Identifying ground handling as a core function in the sector, the Ministry of Civil Aviation introduced the draft Civil Aviation Policy in 2015 and issued a notification in 2017 that made modifications to the existing ground handling policy. According to the policy, airports with a footfall of over 10 million passengers annually would have three certified ground handling agencies which would include Air India or its subsidiary/joint venture, one of the airport operators and one more to be shortlisted by the airport operator. The policy provisions also prohibit ground handling operations to be carried out by non-certified manpower companies with little or no on-field experience.
While the provisions seem perfect to build a structured ecosystem, the policy implementation still waits to see the light of the day at many airports in India. Since the announcement of the revision in the ground handling policy in 2017, the frequency of delays in its implementation has been a heated discussion point for the entire sector.
Currently, there are various hurdles, or rather pitfalls, faced by the aviation sector when it comes to ground handling policy. The most critical one being the availability of a fair pool of certified handlers at a major chunk of airports.
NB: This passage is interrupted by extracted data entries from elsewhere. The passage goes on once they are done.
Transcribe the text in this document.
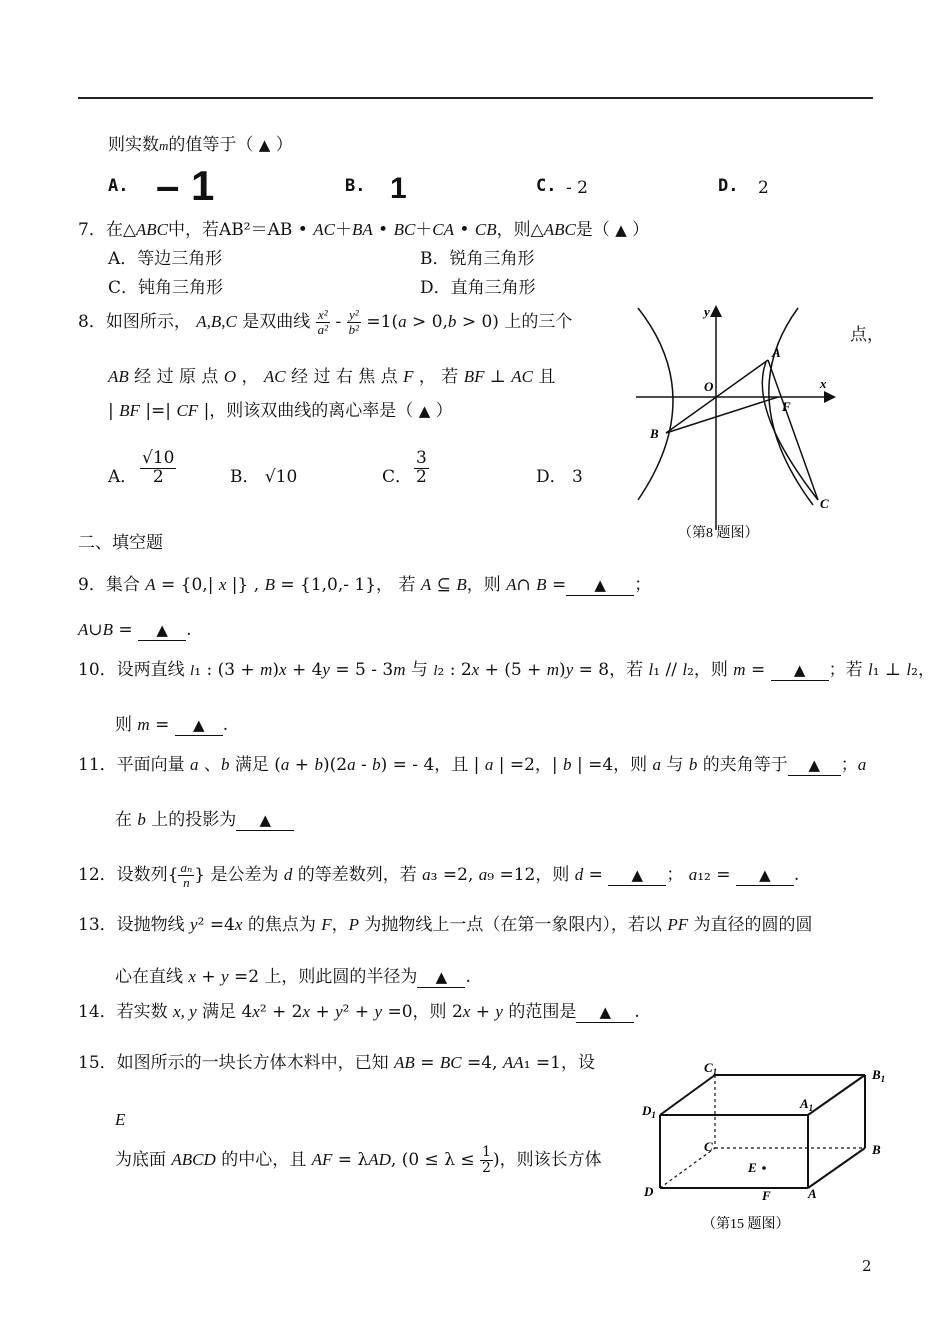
则实数m的值等于（ ▲ ）
A. – 1	B. 1	C. - 2	D. 2
7．在△ABC中，若AB²＝AB • AC＋BA • BC＋CA • CB，则△ABC是（ ▲ ）
A．等边三角形	B．锐角三角形
C．钝角三角形	D．直角三角形
8．如图所示， A,B,C 是双曲线 $\frac{\text{x²}}{\text{a²}} - \frac{\text{y²}}{\text{b²}} =1(a > 0,b > 0)$ 上的三个
点，
AB 经 过 原 点 O ， AC 经 过 右 焦 点 F ， 若 BF ⊥ AC 且
| BF |=| CF |，则该双曲线的离心率是（ ▲ ）
A． $\frac{√10}{2}$	B． √10	C． $\frac{3}{2}$	D． 3
y
x
O
A
B
F
C
（第8 题图）
二、填空题
9．集合 A = {0,| x |} , B = {1,0,- 1}， 若 A ⊆ B，则 A∩ B = ▲ ；
A∪B = ▲ .
10．设两直线 l₁ : (3 + m)x + 4y = 5 - 3m 与 l₂ : 2x + (5 + m)y = 8，若 l₁ // l₂，则 m = ▲ ；若 l₁ ⊥ l₂，
则 m = ▲ .
11．平面向量 a 、b 满足 (a + b)(2a - b) = - 4，且 | a | =2，| b | =4，则 a 与 b 的夹角等于 ▲ ；a
在 b 上的投影为 ▲
12．设数列{ $\frac{\text{aₙ}}{n}$ } 是公差为 d 的等差数列，若 a₃ =2, a₉ =12，则 d = ▲ ； a₁₂ = ▲ .
13．设抛物线 y² =4x 的焦点为 F，P 为抛物线上一点（在第一象限内），若以 PF 为直径的圆的圆
心在直线 x + y =2 上，则此圆的半径为 ▲ .
14．若实数 x, y 满足 4x² + 2x + y² + y =0，则 2x + y 的范围是 ▲ .
15．如图所示的一块长方体木料中，已知 AB = BC =4, AA₁ =1，设
E
为底面 ABCD 的中心，且 AF = λAD, ($0 \le \lambda \le \frac{1}{2}$ )，则该长方体
$C_1$	$B_1$
$D_1$
$A_1$
C	B
E
D	F	A
（第15 题图）
2
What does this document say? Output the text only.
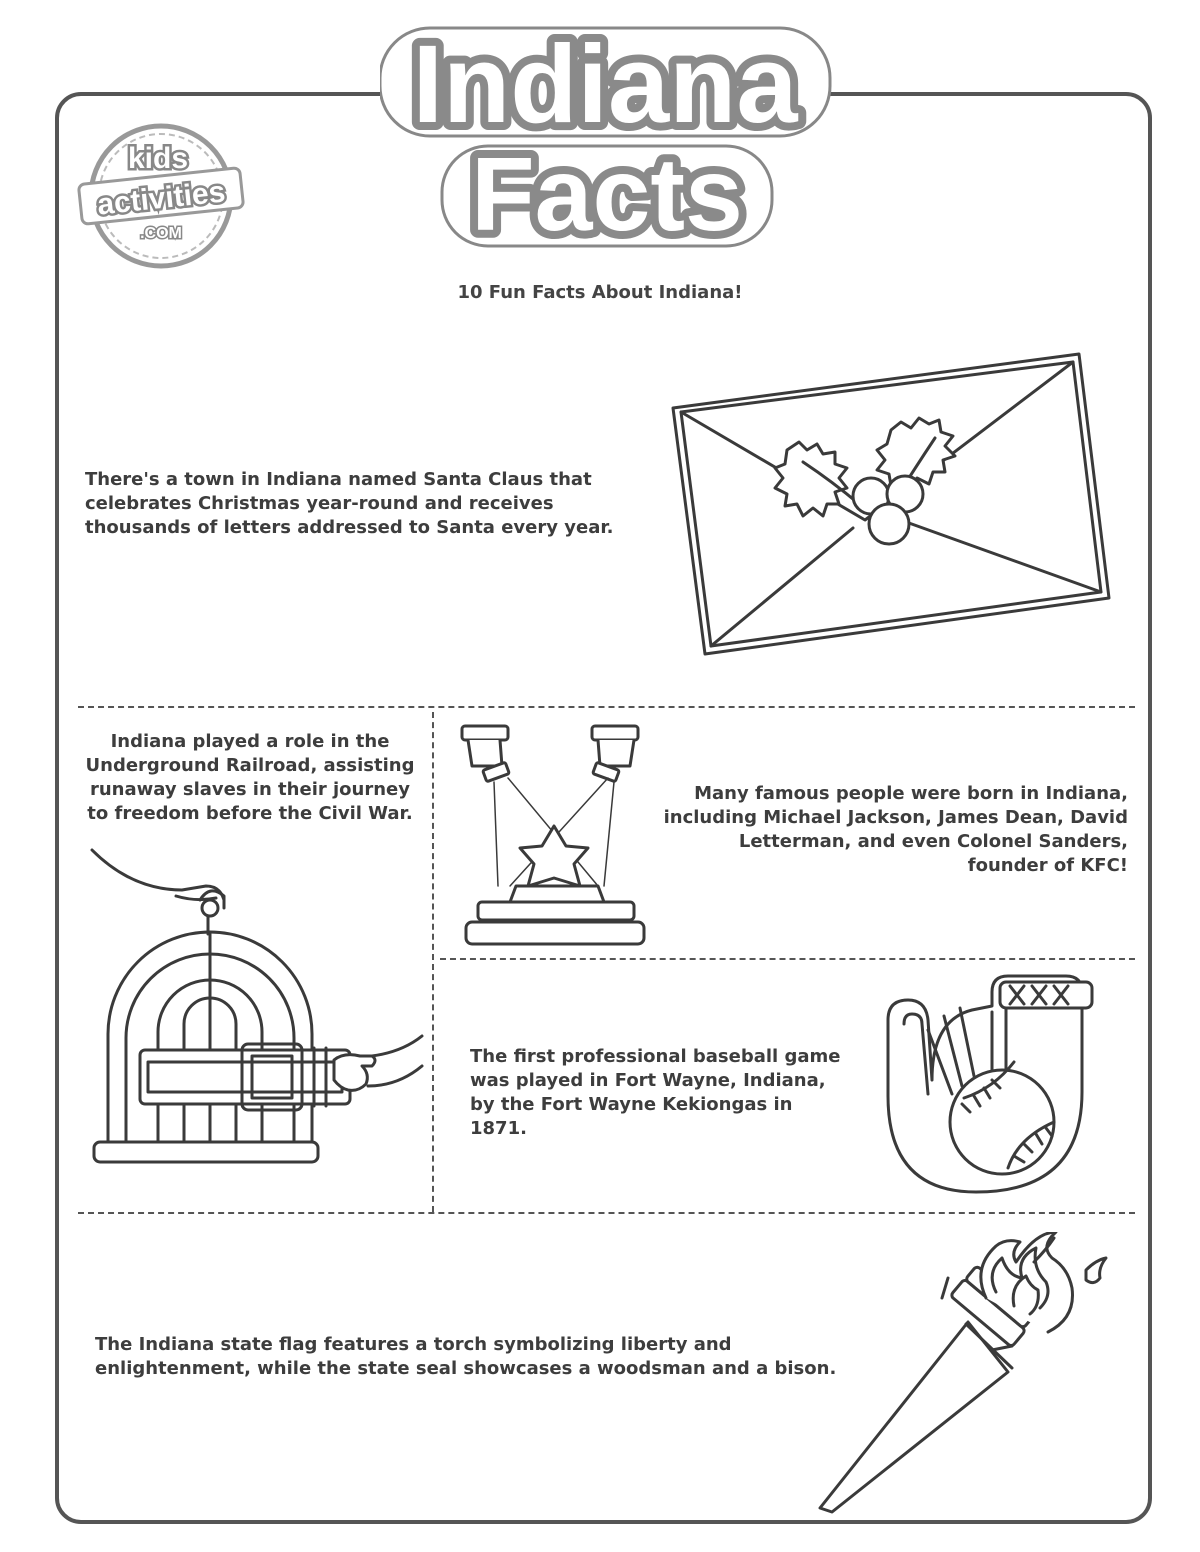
Indiana
Facts
kids
activities
.COM
10 Fun Facts About Indiana!
There's a town in Indiana named Santa Claus that celebrates Christmas year-round and receives thousands of letters addressed to Santa every year.
Indiana played a role in the Underground Railroad, assisting runaway slaves in their journey to freedom before the Civil War.
Many famous people were born in Indiana, including Michael Jackson, James Dean, David Letterman, and even Colonel Sanders, founder of KFC!
The first professional baseball game was played in Fort Wayne, Indiana, by the Fort Wayne Kekiongas in 1871.
The Indiana state flag features a torch symbolizing liberty and enlightenment, while the state seal showcases a woodsman and a bison.
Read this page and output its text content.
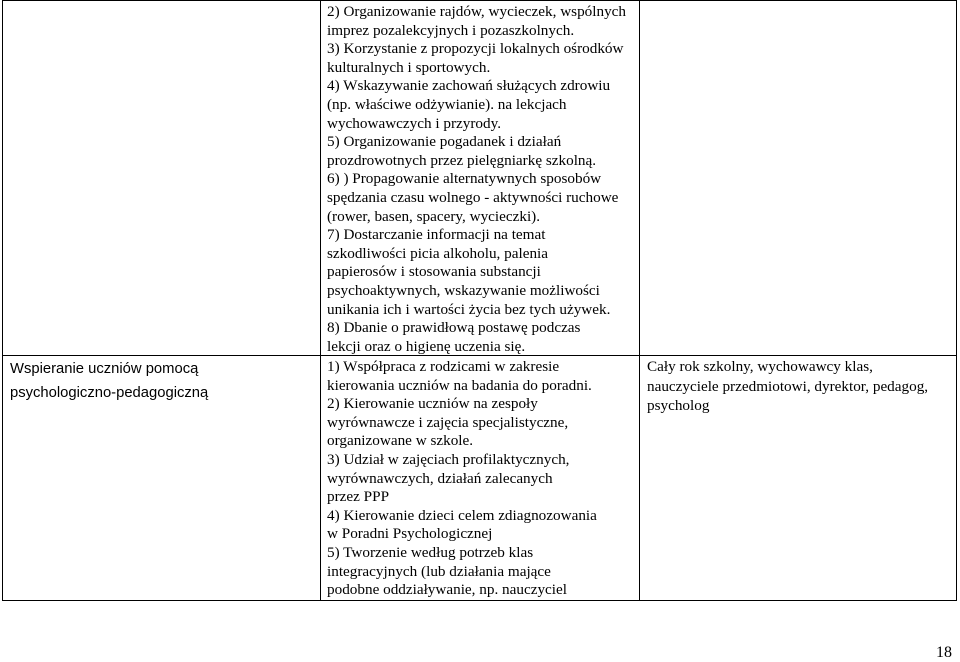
2) Organizowanie rajdów, wycieczek, wspólnych
imprez pozalekcyjnych i pozaszkolnych.
3) Korzystanie z propozycji lokalnych ośrodków
kulturalnych i sportowych.
4) Wskazywanie zachowań służących zdrowiu
(np. właściwe odżywianie). na lekcjach
wychowawczych i przyrody.
5) Organizowanie pogadanek i działań
prozdrowotnych przez pielęgniarkę szkolną.
6) ) Propagowanie alternatywnych sposobów
spędzania czasu wolnego - aktywności ruchowe
(rower, basen, spacery, wycieczki).
7) Dostarczanie informacji na temat
szkodliwości picia alkoholu, palenia
papierosów i stosowania substancji
psychoaktywnych, wskazywanie możliwości
unikania ich i wartości życia bez tych używek.
8) Dbanie o prawidłową postawę podczas
lekcji oraz o higienę uczenia się.
Wspieranie uczniów pomocą
psychologiczno-pedagogiczną
1) Współpraca z rodzicami w zakresie
kierowania uczniów na badania do poradni.
2) Kierowanie uczniów na zespoły
wyrównawcze i zajęcia specjalistyczne,
organizowane w szkole.
3) Udział w zajęciach profilaktycznych,
wyrównawczych, działań zalecanych
przez PPP
4) Kierowanie dzieci celem zdiagnozowania
w Poradni Psychologicznej
5) Tworzenie według potrzeb klas
integracyjnych (lub działania mające
podobne oddziaływanie, np. nauczyciel
Cały rok szkolny, wychowawcy klas,
nauczyciele przedmiotowi, dyrektor, pedagog,
psycholog
18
If the policy is implemented, most airlines will partner with certified ground handlers whose core business is ground handling. This model, followed globally, will also significantly bring down the number of ground handling units to maximum two to three.
This will not only enable efficient utilisation of the premium space at the airports but will also ensure optimal and justified use of the ground handling equipment, which otherwise lay idle for most of the hours of the day in case of self-handling.
Additionally, self-handling carried out by non-bonafide workers, who enter airport for cleaning, cargo and baggage handling and various other activities, poses a huge safety and security hazard for the airports. Safety and security of passengers is the utmost responsibility of the airports and can be carried out without a flaw if the policy is implemented as envisaged.
A MoCA notification in December 2017 gave the airlines a lead time of eight months to dispense with non-certified labour contractors in ground handling services. The deadline has been further extended till June 30, 2019.
Speedy policy implementation will give a better chance to the certified ground handling agencies to pass on the cost benefits to the airlines, accrued due to the economies of scale and ensure safety of the millions of travellers. And not to miss the timely arrival and departure of the flights.
That said, while it is evident that the sector needs a pan-India policy implementation without delay, another important aspect is to be cautious while awarding contracts to the contending companies. There have been recent cases of consortiums between manpower companies and foreign entities (with minority partnership) winning licenses to operate as certified ground handlers. Cases like these need to be vigilantly checked and managed to avoid dangerous scenarios where the qualified foreign partner breaks the consortium with the local partner and the operationally inexperienced and financially ill-equipped local partner continues to operate at the airport, exposing not just the airport and its passengers to security hazards but also exposing the airlines to operational and safety risks.
In a rapidly evolving aviation landscape, it is expected of the government to create an enabling ecosystem that nurtures and supports the growth of a professionally-driven and responsible ground handling industry. The speedy implementation of the policy will prove to significantly sustain the growth of the aviation sector, consistent support from the government and associated authorities will help scale up industry’s standard, and set global success benchmarks.